Agreed. It is good to see that you are aware of the problem (as expected).
Take my voice on the stack of people that think we should be even
more conservative about the additions.

>> This might reduce the main advantage of Python to be clear and easy
>> and mostly have one good formulation on how to express what you want
>> to program in a structured way.
> 
> While I expect everyone would agree those are advantages of Python, I doubt
> there's consensus that those 4 advantages are "the main" <wink> advantage.
> Language design is more complex than that.

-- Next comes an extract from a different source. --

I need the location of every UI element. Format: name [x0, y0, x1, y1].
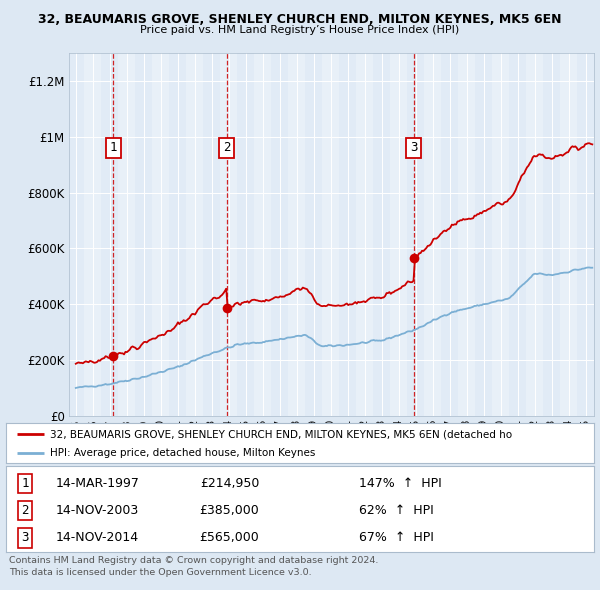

Rethinking this I still think this are _the main_ advantages
compared to other languages. What do you think the main advantages
are? :)

>> Examples are:
>> 	- augmented Assigments
>> 	- Lists comprehensions
>> 	- Simple Generators
> 
> Two of those were widely debated over the course of a decade, 

I know. I've participated once IIRC.

> They aren't legitimate examples of Second System
> Syndrome, in part because of that:  they aren't examples of the system
> designer taking large leaps of faith on untested and unreviewed ideas.

Agreed. 
However not having augmented assignment made me think about it and
the clarity you gain when writing it more explicitly.

> If you want a SSS *prospect* to worry about, try PEPs 252 through 254


>> On the other the sum of language constructs is growing and harder to
>> understand as a complete system.
> 
> Not even Scheme stayed *braindead* austere forever, you know <wink>.

That's why fresh, small languages are designed sometimes... <wink>

> BTW, I agree with Paul that this has nothing to do with the PEP process.  
See my response to him and Barry. 
Maybe my subject of the original was suboptimal, but there is some connection
and I had to start expression what my concern is somewhere.